KEDIAMAN Rubani Hidayat, 53, di Dusun Krajan, RT 4, RW 9, Desa Kedungringin, Kecamatan Muncar, mendadak ramai kemarin siang (9/6). Rumah sederhana dekat monumen buaya yang tidak jauh dari Sungai Wagud itu mendadak dipenuhi sejumlah pejabat, mulai perangkat desa, kecamatan, kepolisian, hingga TNI AD.
Di rumah yang sederhana dengan ukuran sekitar 7 meter kali 10 meter itu Maisatul Hasanah, 39, istri Rubani Hidayat, ditemukan meninggal dengan tubuh terendam air di dalam rumah. Sebelumnya, ibu dua anak itu tersetrum listrik saat akan mematikan lampu.
Maisa—sapaan Maisatul Hasanah—tergolong perempuan yang tegar. Suaminya hanya terbaring di atas ranjang akibat lumpuh karena polio ditambah penyakit stroke sejak delapan bulan lalu. Saat ada kabar Maisa meninggal, warga banyak yang bingung menyelamatkan kedua anaknya, Arum Eldasari, 12, yang lumpuh akibat polio, dan Angga Fradika, 5.
Kedua anak itu bersama ayahnya, Rubani, yang juga lumpuh dan stroke terjebak banjir di dalam rumah. “Saat tersengat listrik, istri saya sempat jatuh dari atas kasur, lalu tercebur ke air yang telah memenuhi rumah. Saya berusaha mengangkat ke atas kasur, saya kira masih pingsan, ternyata sudah meninggal,” kenang Rubani.
Setelah mengangkat tubuh istrinya itu, Rubani bersama kedua anaknya, Arum Eldasari dan Angga Fradika, tetap bertahan semampunya di atas ranjang sambil terus berteriak minta tolong. “Anak saya yang kecil itu terus berteriak minta tolong sambil mengabarkan bahwa ibunya telah meninggal,” ungkapnya dengan mata berkaca-kaca.
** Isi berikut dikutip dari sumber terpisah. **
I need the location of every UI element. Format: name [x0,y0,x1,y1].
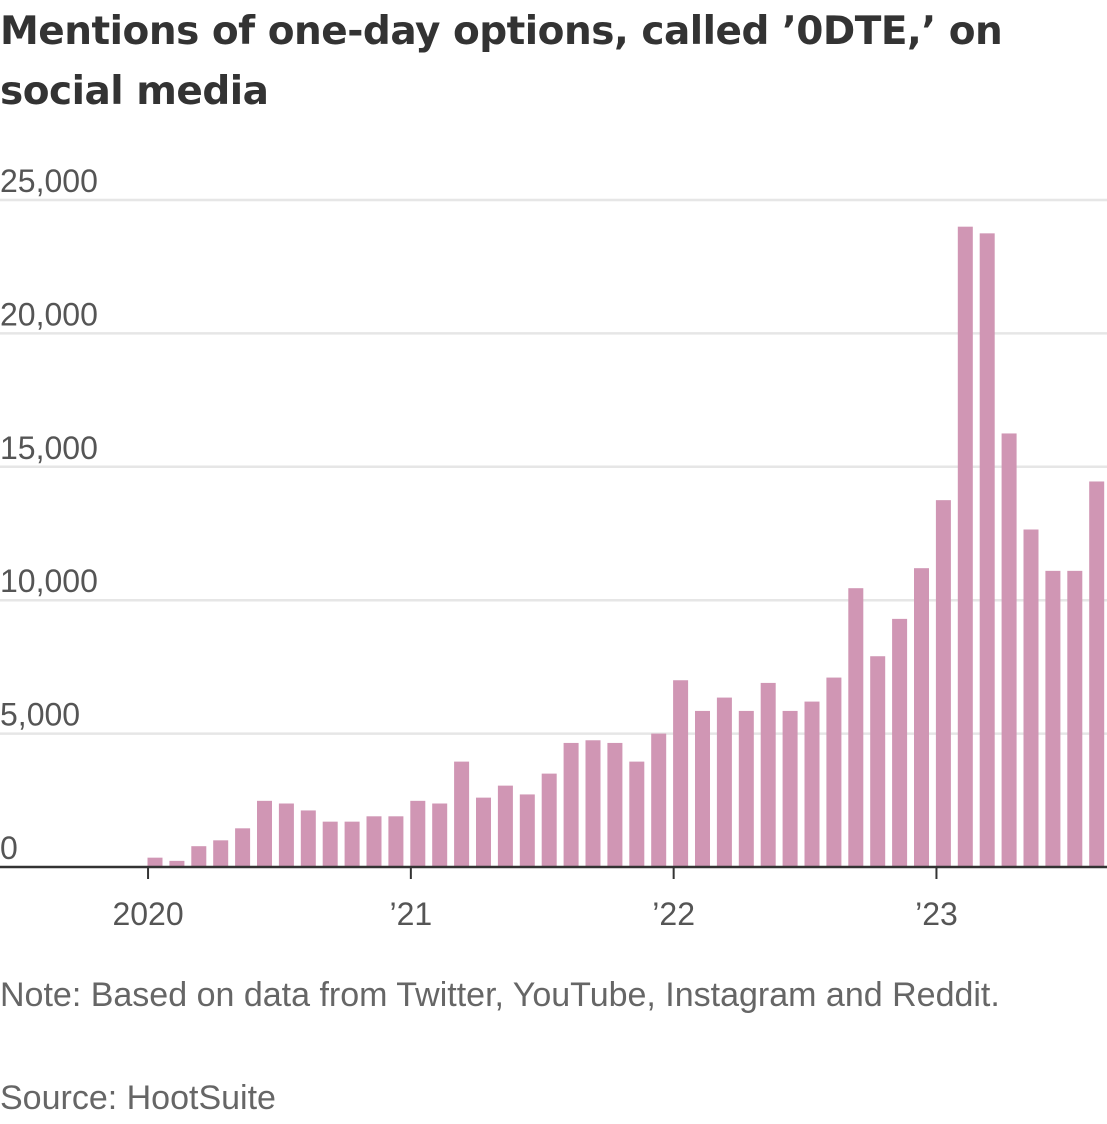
bar-chart: 0 5,000 10,000 15,000 20,000 25,000 2020 ’21 ’2… [0,150,1107,940]
chart-note: Note: Based on data from Twitter, YouTub… [0,976,1000,1014]
y-tick-label: 20,000 [0,296,98,332]
bar [804,701,820,867]
bar [497,785,513,867]
bar [366,816,382,867]
bar [957,226,973,867]
x-tick-label: ’23 [915,896,958,932]
y-tick-label: 10,000 [0,563,98,599]
y-tick-label: 0 [0,830,18,866]
bar [1089,481,1105,867]
bar-chart-svg: 0 5,000 10,000 15,000 20,000 25,000 2020 ’21 ’2… [0,163,1107,932]
bar [388,816,404,867]
x-axis-tick-labels: 2020 ’21 ’22 ’23 [112,896,957,932]
bar [585,740,601,867]
y-axis-tick-labels: 0 5,000 10,000 15,000 20,000 25,000 [0,163,98,866]
bar [673,680,689,867]
bar [432,803,448,867]
y-tick-label: 5,000 [0,697,80,733]
chart-source: Source: HootSuite [0,1079,276,1117]
bar [738,710,754,867]
chart-title: Mentions of one-day options, called ’0DT… [0,9,1003,114]
bar [1067,570,1083,867]
bar [344,821,360,867]
bar [651,733,667,867]
x-axis [0,865,1107,879]
x-tick-label: ’22 [652,896,695,932]
bar [1045,570,1061,867]
bars [147,226,1105,868]
bar [716,697,732,867]
bar [191,846,207,867]
bar [826,677,842,867]
bar [695,710,710,867]
bar [782,710,798,867]
bar [213,840,229,867]
bar [476,797,491,867]
x-tick-label: ’21 [389,896,432,932]
y-tick-label: 25,000 [0,163,98,199]
bar [914,568,929,867]
bar [1001,433,1017,867]
bar [979,233,995,868]
bar [629,761,645,867]
bar [935,500,951,867]
bar [541,773,557,867]
bar [147,857,163,867]
bar [257,800,272,867]
bar [235,828,251,867]
bar [322,821,338,867]
bar [892,618,908,867]
y-tick-label: 15,000 [0,430,98,466]
bar [848,588,864,867]
bar [870,656,886,867]
bar [519,794,535,867]
bar [454,761,470,867]
bar [410,800,426,867]
bar [1023,529,1039,867]
bar [607,742,623,867]
bar [169,860,185,867]
bar [278,803,294,867]
bar [300,810,316,867]
bar [760,682,776,867]
x-tick-label: 2020 [112,896,183,932]
bar [563,742,579,867]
Warga yang mendengar teriakan itu menerjang derasnya aliran banjir. Saking derasnya air, upaya warga itu tidak berhasil. Di antara warga ada yang memutar untuk mencari jalur yang aliran airnya tidak terlalu deras. Upaya warga berhasil setelah menghanyutkan tubuhnya sambil bergerak menuju rumah Rubani.
“Kami pasang tali tampar untuk pegangan, karena airnya sangat kencang,” cetus Helik, 44, salah satu tetangga korban. Meski sudah berhasil mendekati rumah korban, warga yang akan mengevakuasi jenazah Maisa berikut suami dan kedua anaknya masih kerepotan. Sebab, mereka tidak bisa masuk rumah karena pintu terkunci dari dalam.
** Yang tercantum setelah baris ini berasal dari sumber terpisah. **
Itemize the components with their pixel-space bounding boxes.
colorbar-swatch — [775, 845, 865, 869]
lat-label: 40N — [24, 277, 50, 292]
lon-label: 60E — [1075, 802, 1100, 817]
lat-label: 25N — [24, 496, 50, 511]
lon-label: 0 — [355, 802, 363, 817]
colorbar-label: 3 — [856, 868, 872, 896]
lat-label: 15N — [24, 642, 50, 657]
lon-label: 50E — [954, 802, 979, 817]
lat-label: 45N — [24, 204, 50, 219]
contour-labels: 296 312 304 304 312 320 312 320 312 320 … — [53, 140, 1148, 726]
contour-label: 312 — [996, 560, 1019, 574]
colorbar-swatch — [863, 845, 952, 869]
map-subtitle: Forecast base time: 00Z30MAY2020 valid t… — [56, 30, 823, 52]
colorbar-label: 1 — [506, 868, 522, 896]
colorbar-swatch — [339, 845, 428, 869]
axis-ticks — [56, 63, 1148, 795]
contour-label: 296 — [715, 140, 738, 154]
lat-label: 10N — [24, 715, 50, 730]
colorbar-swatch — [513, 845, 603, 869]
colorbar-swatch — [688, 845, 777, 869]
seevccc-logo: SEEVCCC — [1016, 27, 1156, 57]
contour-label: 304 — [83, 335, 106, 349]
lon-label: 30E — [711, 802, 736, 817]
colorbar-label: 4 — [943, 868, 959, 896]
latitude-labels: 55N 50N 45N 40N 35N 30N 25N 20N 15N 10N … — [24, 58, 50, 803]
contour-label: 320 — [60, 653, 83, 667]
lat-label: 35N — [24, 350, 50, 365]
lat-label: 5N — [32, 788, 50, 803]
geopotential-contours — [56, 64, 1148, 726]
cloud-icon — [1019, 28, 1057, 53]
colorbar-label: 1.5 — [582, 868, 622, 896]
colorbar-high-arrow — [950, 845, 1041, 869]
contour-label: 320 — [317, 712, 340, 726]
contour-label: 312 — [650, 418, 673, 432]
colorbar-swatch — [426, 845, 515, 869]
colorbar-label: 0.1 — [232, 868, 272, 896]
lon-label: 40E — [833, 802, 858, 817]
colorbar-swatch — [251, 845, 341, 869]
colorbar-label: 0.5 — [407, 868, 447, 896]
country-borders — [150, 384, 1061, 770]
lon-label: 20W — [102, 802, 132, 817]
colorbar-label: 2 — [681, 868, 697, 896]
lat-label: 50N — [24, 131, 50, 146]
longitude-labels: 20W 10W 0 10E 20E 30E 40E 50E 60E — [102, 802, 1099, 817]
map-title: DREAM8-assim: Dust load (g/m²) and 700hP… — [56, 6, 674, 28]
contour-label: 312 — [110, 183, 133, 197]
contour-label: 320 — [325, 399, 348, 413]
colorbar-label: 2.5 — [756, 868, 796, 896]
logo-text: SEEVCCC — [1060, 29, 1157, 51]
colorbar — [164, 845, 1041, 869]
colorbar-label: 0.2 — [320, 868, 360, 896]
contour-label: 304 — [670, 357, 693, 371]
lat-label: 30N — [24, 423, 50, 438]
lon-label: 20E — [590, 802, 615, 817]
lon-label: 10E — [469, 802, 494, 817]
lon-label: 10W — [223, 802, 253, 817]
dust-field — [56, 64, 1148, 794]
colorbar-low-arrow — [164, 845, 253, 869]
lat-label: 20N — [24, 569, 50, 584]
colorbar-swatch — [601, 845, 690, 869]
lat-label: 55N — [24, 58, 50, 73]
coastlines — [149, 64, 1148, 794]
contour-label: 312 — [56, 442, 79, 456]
Untuk bisa masuk, akhirnya mendobrak kaca jendela. Setelah berhasil masuk rumah, warga kembali dibuat repot membawa jenazah Maisa. “Ada yang membawa kasur angin, tapi memompanya butuh waktu lama,” ungkapnya. Setelah kasur dipompa, warga gotong-royong mengevakuasi jenazah Maisa ke tempat yang lebih aman, termasuk membawa Rubani dan kedua anaknya yang masih kecil.
Mereka diungsikan ke rumah Parlan, saudara kandung Rubani, yang berjarak sekitar 500 meter dari lokasi. “Pak Rubani kita gendong di punggung, juga anak-anaknya,” jelasnya. Jenazah Maisa tidak dimakamkan di Muncar. Oleh pihak keluarga dibawa dan dikebumikan di Jember. Jenazah itu dibawa ke Jember menggunakan mobil ambulans milik Puskesmas Tembokrejo.
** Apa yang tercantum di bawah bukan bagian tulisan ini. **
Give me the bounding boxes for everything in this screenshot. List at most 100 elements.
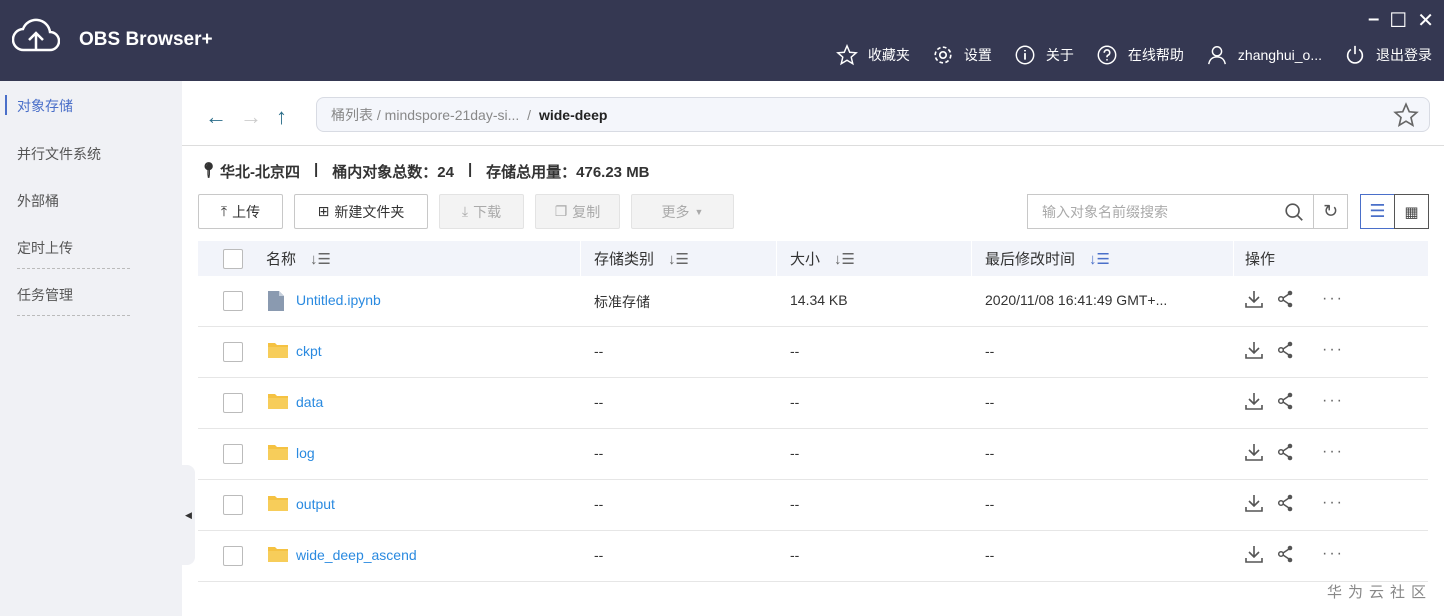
object-name-link[interactable]: wide_deep_ascend	[296, 547, 417, 563]
table-row[interactable]: data -- -- -- ···	[198, 378, 1428, 429]
minimize-button[interactable]: –	[1368, 8, 1380, 30]
more-actions-button[interactable]: ···	[1322, 494, 1344, 511]
favorites-label: 收藏夹	[867, 47, 910, 63]
row-checkbox[interactable]	[223, 495, 243, 515]
refresh-button[interactable]: ↻	[1313, 194, 1348, 229]
info-sep: |	[314, 161, 319, 178]
row-checkbox[interactable]	[223, 546, 243, 566]
up-arrow-icon[interactable]: ↑	[276, 104, 287, 129]
size: --	[790, 547, 800, 563]
breadcrumb-sep: /	[527, 106, 531, 123]
settings-button[interactable]: 设置	[932, 44, 992, 66]
help-label: 在线帮助	[1127, 47, 1184, 63]
upload-icon: ⤒	[220, 203, 228, 219]
row-checkbox[interactable]	[223, 444, 243, 464]
share-icon[interactable]	[1276, 340, 1296, 360]
share-icon[interactable]	[1276, 493, 1296, 513]
object-name-link[interactable]: Untitled.ipynb	[296, 292, 381, 308]
download-icon: ⤓	[461, 203, 469, 219]
refresh-icon: ↻	[1322, 201, 1339, 221]
logout-button[interactable]: 退出登录	[1344, 44, 1432, 66]
select-all-checkbox[interactable]	[223, 249, 243, 269]
star-icon[interactable]	[1393, 102, 1419, 128]
close-button[interactable]: ✕	[1417, 10, 1434, 32]
download-icon[interactable]	[1244, 391, 1264, 411]
new-folder-button[interactable]: ⊞ 新建文件夹	[294, 194, 428, 229]
sidebar: 对象存储 并行文件系统 外部桶 定时上传 任务管理	[0, 81, 182, 616]
row-checkbox[interactable]	[223, 342, 243, 362]
download-icon[interactable]	[1244, 340, 1264, 360]
header-ops: 操作	[1245, 241, 1275, 276]
list-view-button[interactable]: ☰	[1360, 194, 1395, 229]
table-row[interactable]: ckpt -- -- -- ···	[198, 327, 1428, 378]
storage-class: --	[594, 547, 604, 563]
share-icon[interactable]	[1276, 289, 1296, 309]
object-name-link[interactable]: data	[296, 394, 324, 410]
search-icon[interactable]	[1283, 201, 1305, 223]
more-actions-button[interactable]: ···	[1322, 443, 1344, 460]
download-icon[interactable]	[1244, 544, 1264, 564]
sidebar-item-scheduled-upload[interactable]: 定时上传	[17, 238, 130, 269]
download-icon[interactable]	[1244, 442, 1264, 462]
favorites-button[interactable]: 收藏夹	[835, 44, 910, 66]
download-icon[interactable]	[1244, 289, 1264, 309]
share-icon[interactable]	[1276, 391, 1296, 411]
active-indicator	[5, 95, 7, 115]
object-name-link[interactable]: ckpt	[296, 343, 322, 359]
size: 14.34 KB	[790, 292, 848, 308]
logout-label: 退出登录	[1376, 47, 1432, 63]
sort-icon: ↓☰	[834, 250, 855, 268]
object-name-link[interactable]: output	[296, 496, 335, 512]
sidebar-item-parallel-fs[interactable]: 并行文件系统	[17, 146, 101, 162]
row-checkbox[interactable]	[223, 393, 243, 413]
region: 华北-北京四	[220, 164, 301, 181]
download-icon[interactable]	[1244, 493, 1264, 513]
username-label: zhanghui_o...	[1237, 47, 1322, 63]
folder-icon	[268, 343, 288, 358]
breadcrumb-root[interactable]: 桶列表	[331, 106, 373, 123]
table-row[interactable]: Untitled.ipynb 标准存储 14.34 KB 2020/11/08 …	[198, 276, 1428, 327]
back-arrow-icon[interactable]: ←	[205, 104, 227, 129]
maximize-button[interactable]: ☐	[1389, 10, 1408, 32]
header-storage-class[interactable]: 存储类别 ↓☰	[594, 241, 689, 276]
more-actions-button[interactable]: ···	[1322, 341, 1344, 358]
header-size[interactable]: 大小 ↓☰	[790, 241, 855, 276]
table-row[interactable]: wide_deep_ascend -- -- -- ···	[198, 531, 1428, 582]
header-size-label: 大小	[790, 251, 821, 268]
sidebar-item-object-storage[interactable]: 对象存储	[17, 98, 73, 114]
sidebar-collapse-handle[interactable]: ◀	[182, 465, 195, 565]
search-input[interactable]: 输入对象名前缀搜索	[1027, 194, 1314, 229]
more-actions-button[interactable]: ···	[1322, 545, 1344, 562]
copy-label: 复制	[572, 203, 601, 220]
breadcrumb-bucket[interactable]: mindspore-21day-si...	[384, 106, 520, 123]
header-name-label: 名称	[266, 251, 297, 268]
sidebar-item-task-management[interactable]: 任务管理	[17, 285, 130, 316]
object-name-link[interactable]: log	[296, 445, 315, 461]
header-modified[interactable]: 最后修改时间 ↓☰	[985, 241, 1110, 276]
grid-icon: ▦	[1404, 203, 1419, 221]
table-row[interactable]: output -- -- -- ···	[198, 480, 1428, 531]
row-checkbox[interactable]	[223, 291, 243, 311]
download-button[interactable]: ⤓ 下载	[439, 194, 524, 229]
copy-button[interactable]: ❐ 复制	[535, 194, 620, 229]
forward-arrow-icon[interactable]: →	[240, 104, 262, 129]
sidebar-item-external-bucket[interactable]: 外部桶	[17, 193, 59, 209]
header-class-label: 存储类别	[594, 251, 655, 268]
modified-time: 2020/11/08 16:41:49 GMT+...	[985, 292, 1168, 308]
more-actions-button[interactable]: ···	[1322, 290, 1344, 307]
user-menu[interactable]: zhanghui_o...	[1206, 44, 1322, 66]
header-ops-label: 操作	[1245, 251, 1276, 268]
share-icon[interactable]	[1276, 544, 1296, 564]
share-icon[interactable]	[1276, 442, 1296, 462]
help-button[interactable]: 在线帮助	[1096, 44, 1184, 66]
more-actions-button[interactable]: ···	[1322, 392, 1344, 409]
more-dropdown[interactable]: 更多 ▼	[631, 194, 734, 229]
upload-button[interactable]: ⤒ 上传	[198, 194, 283, 229]
size: --	[790, 394, 800, 410]
about-button[interactable]: 关于	[1014, 44, 1074, 66]
grid-view-button[interactable]: ▦	[1394, 194, 1429, 229]
about-label: 关于	[1045, 47, 1074, 63]
header-name[interactable]: 名称 ↓☰	[266, 241, 331, 276]
table-row[interactable]: log -- -- -- ···	[198, 429, 1428, 480]
folder-icon	[268, 547, 288, 562]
“Arum Eldarasi juga dibawa neneknya pulang ke Jember,” ujar Desriyanti, 36, keluarga korban. Sebagai perwakilan keluarga, Desriyanti sangat berterima kasih atas kekompakan warga dalam melakukan penyelamatan. Akibat banjir itu, seluruh perabot rumah tangga milik Rubani hanyut terbawa banjir.
“Yang melakukan evakuasi itu warga, bukan petugas BPBD atau lainnya,” terangnya. Bupati Banyuwangi, Abdullah Azwar Anas, bersama rombongan sempat datang ke rumah Rubani. Kapolres Banyuwangi, AKBP Budi Mulyanto, datang langsung menyerahkan bantuan berupa dua kursi roda dan bantuan lain.
“Yang kami pikirkan nasib pendidikan Angga yang masih berumur lima tahun dan akan sekolah TK,” kata Desriyanti sambil terisak-isak. Dengan kondisi fisik Rubani yang lumpuh, sudah tidak mungkin bisa menafkahi, apalagi membiayai sekolah anaknya.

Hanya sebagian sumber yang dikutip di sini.